Monday, February 14, 2005

Homeless Count

Eric speaks to a census taker
Meeting the census takers


New federal legislation requires localities to undertake a real census of their homeless population in order to continue receiveing funds. I joined up with the Los Angeles Homeless Services Authority to participate in the third night of the count at PATH in Hollywood. The census hired many homeless and formerly homeless people to undertake the count; Orange and Ventura counties performed their own simultaneously.

Tuesday, February 08, 2005

Welcome to the new CD13 blog!

Councilmember Eric Garcetti

Councilmember Eric Garcetti

Hello, residents of the 13th District of the City of Los Angeles and visitors from around the city, the country and the globe. This is the first post on my CD13 weblog, or blog.

To those of you who are new to blogging, my blog is simply an online journal that I can use to put daily records of events on my web page. I read a few different blogs about politics and about life in Los Angeles, and I believe blogging can be an effective way to communicate with you about what's going in your neighborhood and in City Hall.

Those of you familiar with blogging may find that this blog has different features than other sites you enjoy. Please let me know what you want to see, and our very inventive Information Technology Agency will try to accomodate; they're excited about a Council-blog too.

To get things started, I've posted excerpts from the last e-news, which you can also find here. I'll be adding to the blog throughout the week, and there may be some format tweaks as the blog finds its feet.
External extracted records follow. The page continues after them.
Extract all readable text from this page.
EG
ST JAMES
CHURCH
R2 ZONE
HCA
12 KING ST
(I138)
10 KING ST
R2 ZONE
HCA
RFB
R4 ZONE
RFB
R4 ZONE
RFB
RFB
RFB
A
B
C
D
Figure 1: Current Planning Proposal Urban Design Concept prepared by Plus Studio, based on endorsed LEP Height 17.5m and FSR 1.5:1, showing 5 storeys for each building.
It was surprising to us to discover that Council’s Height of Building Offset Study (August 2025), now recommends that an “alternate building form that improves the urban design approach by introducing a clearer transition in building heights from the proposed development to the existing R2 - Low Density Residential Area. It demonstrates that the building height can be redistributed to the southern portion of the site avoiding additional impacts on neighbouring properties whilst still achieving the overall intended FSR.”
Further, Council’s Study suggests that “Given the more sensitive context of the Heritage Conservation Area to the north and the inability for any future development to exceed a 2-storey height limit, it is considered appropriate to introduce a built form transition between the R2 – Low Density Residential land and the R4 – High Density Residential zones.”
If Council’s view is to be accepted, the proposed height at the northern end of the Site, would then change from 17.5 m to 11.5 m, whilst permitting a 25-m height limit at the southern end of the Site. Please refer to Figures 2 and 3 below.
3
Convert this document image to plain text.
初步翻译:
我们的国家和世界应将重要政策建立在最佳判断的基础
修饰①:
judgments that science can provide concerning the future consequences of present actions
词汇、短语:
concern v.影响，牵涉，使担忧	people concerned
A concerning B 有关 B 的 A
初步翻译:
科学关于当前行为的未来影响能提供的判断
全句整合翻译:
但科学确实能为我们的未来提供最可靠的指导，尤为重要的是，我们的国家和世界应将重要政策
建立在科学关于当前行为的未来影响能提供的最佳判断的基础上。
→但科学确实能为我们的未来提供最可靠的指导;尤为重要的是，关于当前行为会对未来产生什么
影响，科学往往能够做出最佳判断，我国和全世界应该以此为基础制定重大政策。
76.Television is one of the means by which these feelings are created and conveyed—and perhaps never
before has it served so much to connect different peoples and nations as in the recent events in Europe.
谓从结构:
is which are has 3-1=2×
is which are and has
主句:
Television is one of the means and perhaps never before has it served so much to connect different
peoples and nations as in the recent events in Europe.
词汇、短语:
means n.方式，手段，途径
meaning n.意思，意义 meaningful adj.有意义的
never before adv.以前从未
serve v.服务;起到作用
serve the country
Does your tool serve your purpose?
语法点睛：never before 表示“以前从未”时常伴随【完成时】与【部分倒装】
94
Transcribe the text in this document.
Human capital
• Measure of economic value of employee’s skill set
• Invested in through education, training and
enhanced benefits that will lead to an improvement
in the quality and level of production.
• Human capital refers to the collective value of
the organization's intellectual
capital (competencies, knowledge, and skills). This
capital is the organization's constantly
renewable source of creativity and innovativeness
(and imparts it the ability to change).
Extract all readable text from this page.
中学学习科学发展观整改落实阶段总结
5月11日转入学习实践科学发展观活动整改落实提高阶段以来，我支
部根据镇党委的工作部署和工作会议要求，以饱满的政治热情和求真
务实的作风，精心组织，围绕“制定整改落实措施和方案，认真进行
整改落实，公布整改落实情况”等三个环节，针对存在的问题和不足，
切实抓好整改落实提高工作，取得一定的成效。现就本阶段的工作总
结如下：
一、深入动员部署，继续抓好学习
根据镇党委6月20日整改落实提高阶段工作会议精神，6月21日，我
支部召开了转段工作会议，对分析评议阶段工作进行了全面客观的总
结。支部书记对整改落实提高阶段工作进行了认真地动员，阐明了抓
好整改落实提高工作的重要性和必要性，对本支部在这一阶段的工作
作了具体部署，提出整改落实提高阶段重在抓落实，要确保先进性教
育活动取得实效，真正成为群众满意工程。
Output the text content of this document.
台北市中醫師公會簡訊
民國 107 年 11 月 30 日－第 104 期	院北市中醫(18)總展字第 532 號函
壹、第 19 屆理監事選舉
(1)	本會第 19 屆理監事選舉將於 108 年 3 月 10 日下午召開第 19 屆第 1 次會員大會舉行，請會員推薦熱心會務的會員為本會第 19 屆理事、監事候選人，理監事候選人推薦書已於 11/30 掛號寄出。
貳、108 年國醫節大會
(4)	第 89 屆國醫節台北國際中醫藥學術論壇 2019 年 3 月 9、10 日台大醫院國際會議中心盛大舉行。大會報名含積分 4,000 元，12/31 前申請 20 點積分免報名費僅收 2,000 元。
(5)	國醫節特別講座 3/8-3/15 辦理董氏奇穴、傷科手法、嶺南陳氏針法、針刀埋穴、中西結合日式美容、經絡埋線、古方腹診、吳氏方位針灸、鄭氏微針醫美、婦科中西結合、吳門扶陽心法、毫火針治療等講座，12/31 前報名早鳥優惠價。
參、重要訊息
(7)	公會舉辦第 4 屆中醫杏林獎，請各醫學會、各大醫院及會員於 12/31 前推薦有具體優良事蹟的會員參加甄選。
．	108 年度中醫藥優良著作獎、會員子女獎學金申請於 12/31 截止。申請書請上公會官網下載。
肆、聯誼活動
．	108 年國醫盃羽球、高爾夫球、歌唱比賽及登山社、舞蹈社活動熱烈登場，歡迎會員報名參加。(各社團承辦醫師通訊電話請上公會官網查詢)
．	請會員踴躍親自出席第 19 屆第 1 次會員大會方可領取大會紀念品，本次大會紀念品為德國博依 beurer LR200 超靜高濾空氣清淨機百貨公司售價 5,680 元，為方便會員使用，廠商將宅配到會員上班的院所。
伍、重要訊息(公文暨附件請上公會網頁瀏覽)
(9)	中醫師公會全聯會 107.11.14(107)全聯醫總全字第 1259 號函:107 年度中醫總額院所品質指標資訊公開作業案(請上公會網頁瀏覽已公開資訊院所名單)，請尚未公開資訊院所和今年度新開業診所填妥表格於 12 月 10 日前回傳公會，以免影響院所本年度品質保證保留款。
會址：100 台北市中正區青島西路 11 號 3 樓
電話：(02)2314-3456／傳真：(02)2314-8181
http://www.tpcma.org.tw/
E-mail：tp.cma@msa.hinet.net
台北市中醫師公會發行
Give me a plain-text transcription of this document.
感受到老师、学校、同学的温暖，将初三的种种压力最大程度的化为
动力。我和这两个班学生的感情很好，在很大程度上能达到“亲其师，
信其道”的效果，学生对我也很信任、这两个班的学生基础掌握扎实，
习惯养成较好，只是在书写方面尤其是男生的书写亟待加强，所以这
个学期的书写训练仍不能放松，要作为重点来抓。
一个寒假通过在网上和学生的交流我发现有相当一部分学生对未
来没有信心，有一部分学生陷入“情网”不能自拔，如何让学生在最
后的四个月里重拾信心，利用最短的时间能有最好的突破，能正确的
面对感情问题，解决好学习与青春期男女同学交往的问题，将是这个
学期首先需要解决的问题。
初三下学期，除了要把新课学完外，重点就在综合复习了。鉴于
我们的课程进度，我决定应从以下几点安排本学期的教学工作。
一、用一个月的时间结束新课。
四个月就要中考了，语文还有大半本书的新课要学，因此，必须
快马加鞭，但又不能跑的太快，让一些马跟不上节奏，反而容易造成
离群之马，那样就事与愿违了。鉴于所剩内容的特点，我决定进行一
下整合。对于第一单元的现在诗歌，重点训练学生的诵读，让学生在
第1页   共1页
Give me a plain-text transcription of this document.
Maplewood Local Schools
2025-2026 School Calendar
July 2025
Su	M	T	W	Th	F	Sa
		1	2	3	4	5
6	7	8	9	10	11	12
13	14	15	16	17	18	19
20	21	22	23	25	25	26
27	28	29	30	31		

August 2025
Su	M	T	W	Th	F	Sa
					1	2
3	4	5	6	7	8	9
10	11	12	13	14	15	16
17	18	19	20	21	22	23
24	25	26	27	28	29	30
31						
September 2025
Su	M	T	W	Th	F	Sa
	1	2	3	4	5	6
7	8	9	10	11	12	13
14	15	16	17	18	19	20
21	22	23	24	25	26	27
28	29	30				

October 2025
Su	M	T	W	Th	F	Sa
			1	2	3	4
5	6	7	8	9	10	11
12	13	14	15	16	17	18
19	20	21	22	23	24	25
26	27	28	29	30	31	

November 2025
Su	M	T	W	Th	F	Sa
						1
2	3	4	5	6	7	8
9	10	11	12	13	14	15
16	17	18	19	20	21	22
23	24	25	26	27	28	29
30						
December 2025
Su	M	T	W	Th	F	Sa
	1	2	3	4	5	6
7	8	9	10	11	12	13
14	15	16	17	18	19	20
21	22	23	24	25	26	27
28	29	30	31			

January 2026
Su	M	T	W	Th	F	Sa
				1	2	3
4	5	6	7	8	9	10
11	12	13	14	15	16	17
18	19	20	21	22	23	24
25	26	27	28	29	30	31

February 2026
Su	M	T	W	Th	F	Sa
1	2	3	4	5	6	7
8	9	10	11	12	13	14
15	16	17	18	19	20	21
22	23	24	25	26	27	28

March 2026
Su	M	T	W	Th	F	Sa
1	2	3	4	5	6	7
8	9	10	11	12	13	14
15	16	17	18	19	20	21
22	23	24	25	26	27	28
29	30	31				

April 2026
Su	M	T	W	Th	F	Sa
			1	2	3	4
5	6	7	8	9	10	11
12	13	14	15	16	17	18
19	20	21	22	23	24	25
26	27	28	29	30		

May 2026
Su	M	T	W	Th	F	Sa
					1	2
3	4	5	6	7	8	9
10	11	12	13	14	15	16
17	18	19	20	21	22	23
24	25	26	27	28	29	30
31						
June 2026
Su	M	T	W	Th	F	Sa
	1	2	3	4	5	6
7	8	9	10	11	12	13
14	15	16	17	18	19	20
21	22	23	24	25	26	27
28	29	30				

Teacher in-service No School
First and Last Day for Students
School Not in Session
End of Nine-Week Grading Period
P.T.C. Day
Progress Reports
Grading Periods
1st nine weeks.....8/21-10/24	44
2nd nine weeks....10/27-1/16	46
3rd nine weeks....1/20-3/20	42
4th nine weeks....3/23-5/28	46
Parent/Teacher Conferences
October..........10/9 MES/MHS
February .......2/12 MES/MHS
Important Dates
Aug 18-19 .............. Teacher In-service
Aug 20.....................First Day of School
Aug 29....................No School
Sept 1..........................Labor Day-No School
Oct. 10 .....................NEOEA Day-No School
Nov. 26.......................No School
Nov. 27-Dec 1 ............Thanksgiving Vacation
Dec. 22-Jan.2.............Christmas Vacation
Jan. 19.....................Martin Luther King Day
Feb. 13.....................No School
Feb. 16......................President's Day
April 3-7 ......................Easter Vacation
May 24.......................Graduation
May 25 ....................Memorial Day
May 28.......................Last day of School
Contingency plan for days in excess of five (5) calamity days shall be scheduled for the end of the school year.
I hope you enjoy the council-blog. Read on, and don't hesitate to let me know what you think at garcetti@council.lacity.org. If you would prefer to receive the updates I post here in monthly digests via the e-news, please subscribe here. And please explore the rest of the new CD13.com, redesigned courtesy of the ITA.

Yours truly,

Eric

Bush Social Services Cuts are a War on the Poor

President Bush's budget has been released, and, as I wrote in an opinion piece in the Los Angeles Times [.pdf], the message to the nation's poor, its elderly, and its urban youth is clear: You're no longer our problem. Up until this year, the city's allocation of Community Development Block Grants, or CDBG, had been shrinking steadily: the national allocation had held steady, but the increase in poverty from city to city meant that Los Angeles's share dwindled. I was encouraged to see many of the people helped by CDBG show up up at a City Hall rally to oppose the cuts. Children from the Echo Park Silver Lake People's Childcare turned up, and a young man who had gone through the Aztec Firefighters gang intervention program—who had changed his life from being in a gang to fighting wildfires—spoke. Mayor Hahn is engaged on this issue and has rallied other California mayors to join the fight to keep this funding source of last resort for poor communities.